Rome wasn't built in a day. It took a long time for the seven Lazio villages to form a greater whole that we recognize as Rome. As people we are never complete, there isn't a moment when you stop and realize things have reached the finishing line. For me birthdays are those milestones that make up the path that leads into the road of my life.

So you can say that I enjoy my husband's birthday, my kids' birthdays, and yes even my birthday. All of these are little reminders that we are alive, developing, maturing, and learning. I look forward to these moments. Each year we choose different themes for our birthday party. Usually it is something that means something to the one celebrating. For example my youngest decided that over the course of the last year she loves horses. So of course the theme was easy to guess. While this isn't always a given, that party was easy to decorate. We've used the same site for a couple of parties, if you notice they specialize in just about any type of party you can imagine. This brought up the question for us; "Do people actually need all of these options?"

Even though we have a theme for the parties they are more akin to the celebrations that my husband and I had growing up. They are traditional small celebrations with either friends and/or family.

There was an interesting article on psychologytoday.com that highlighted the current trend towards bigger is better.

I think that it is interesting on a number of levels. To quote the article:

Rarely do we stop to consider why we have birthday parties in the first place. Or perhaps more importantly, what do our children think about all this? Do they even understand what is being celebrated? What do young children understand about birthdays and birthday parties?

When our children were able to cognitively understand what, well, the big deal was about they looked forward to the idea, but never expected more than what was being planned. In the same article the author gave an example of a boy who was turning six year olds, he and his family flew on "the day of his birthday, he and his family were out of the country, so instead of a full-fledged party they simply had a cake, he blew out the candles, and they promised him a party when they returned home." This in and of itself is enough to confuse most children that are in the position to understand the basic concept of what the day represents. For the child, it was an abstract thought, that was not based on a standardized concept, rather abstract and arbitrarily assigned. As he was preparing for the promised party he was insistent that he was now turning seven, "this child clearly seemed to believe that birthday parties play a causal role in the aging process. Two cognitive developmental studies support this possibility."

How is it that we have taken one of the most exciting days in a child's life, one filled with laughter, silly games, and lots of cake and ice cream and shifted it into the realm of international travel and unsustainable consumerism?

As parent's we want to give our children as many possibilities of happiness as we are in a position to give. We want to make them happy, thus it is an understandable jump for some to make it a day they will never forget (until next year rolls around) and while is is admirable it places both the parents and child in a position that quickly allows things to get out of focus.

My husband told me a story once when we were dating.

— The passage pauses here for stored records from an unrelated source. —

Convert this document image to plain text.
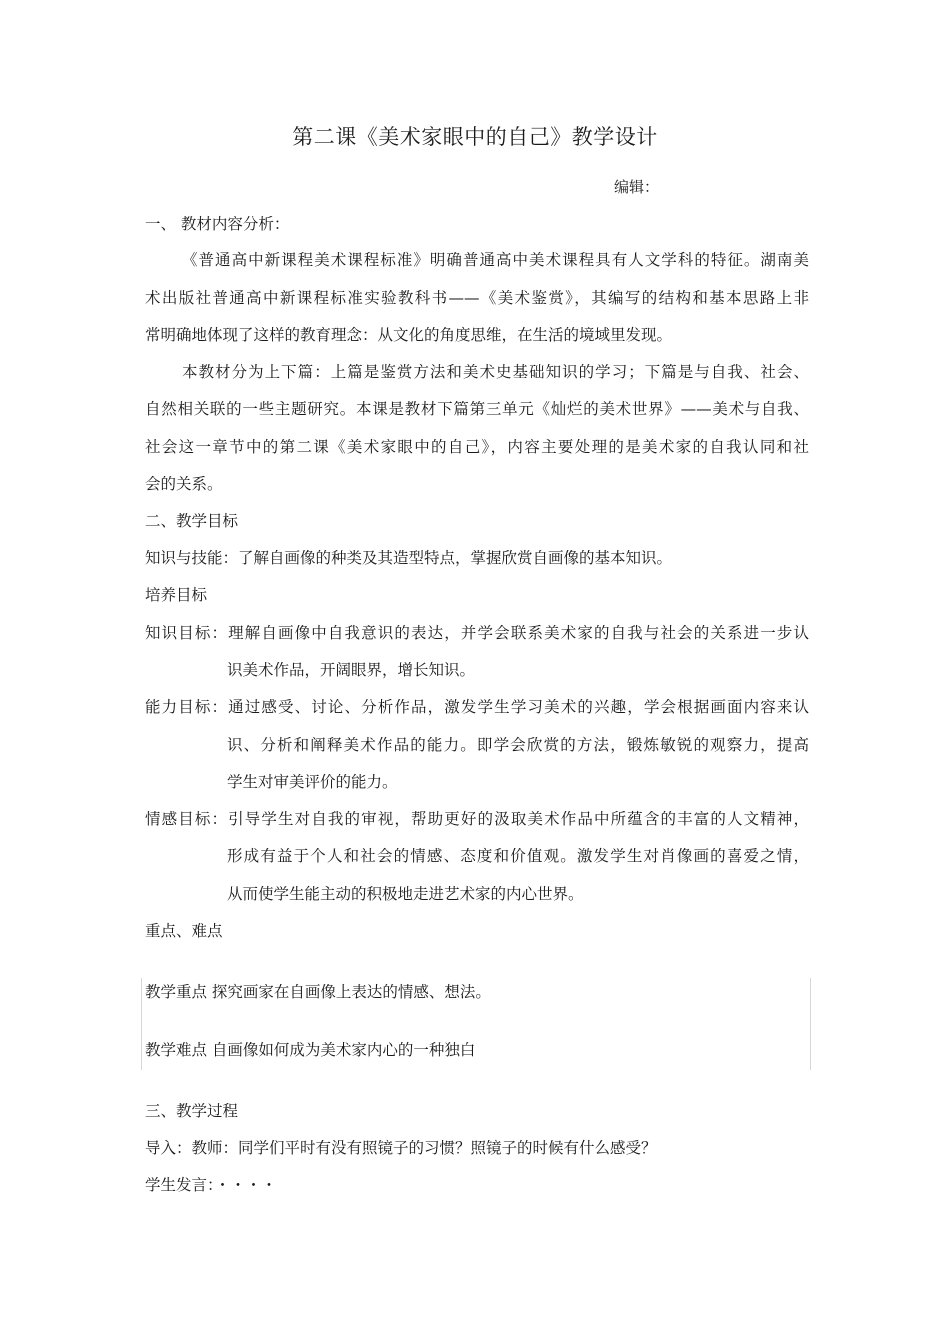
第二课《美术家眼中的自己》教学设计
编辑：
一、 教材内容分析：
《普通高中新课程美术课程标准》明确普通高中美术课程具有人文学科的特征。湖南美
术出版社普通高中新课程标准实验教科书——《美术鉴赏》，其编写的结构和基本思路上非
常明确地体现了这样的教育理念：从文化的角度思维，在生活的境域里发现。
本教材分为上下篇：上篇是鉴赏方法和美术史基础知识的学习；下篇是与自我、社会、
自然相关联的一些主题研究。本课是教材下篇第三单元《灿烂的美术世界》——美术与自我、
社会这一章节中的第二课《美术家眼中的自己》，内容主要处理的是美术家的自我认同和社
会的关系。
二、教学目标
知识与技能：了解自画像的种类及其造型特点，掌握欣赏自画像的基本知识。
培养目标
知识目标：理解自画像中自我意识的表达，并学会联系美术家的自我与社会的关系进一步认
识美术作品，开阔眼界，增长知识。
能力目标：通过感受、讨论、分析作品，激发学生学习美术的兴趣，学会根据画面内容来认
识、分析和阐释美术作品的能力。即学会欣赏的方法，锻炼敏锐的观察力，提高
学生对审美评价的能力。
情感目标：引导学生对自我的审视，帮助更好的汲取美术作品中所蕴含的丰富的人文精神，
形成有益于个人和社会的情感、态度和价值观。激发学生对肖像画的喜爱之情，
从而使学生能主动的积极地走进艺术家的内心世界。
重点、难点
教学重点 探究画家在自画像上表达的情感、想法。
教学难点 自画像如何成为美术家内心的一种独白
三、教学过程
导入：教师：同学们平时有没有照镜子的习惯？照镜子的时候有什么感受？
学生发言：・・・・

He related the happiest birthday he could recall. His grandmother made him a cake that had Superman on it. She didn't buy the cake, she made it from scratch. This was long before the day of super herĂ³ themed parties (my son just attended one last month, he was Ironman). He showed me a picture taken of him that day and there are only a few instances when I have seen him beam more (notably on the day our children were born).

I will close with four words. Bigger isn't always better.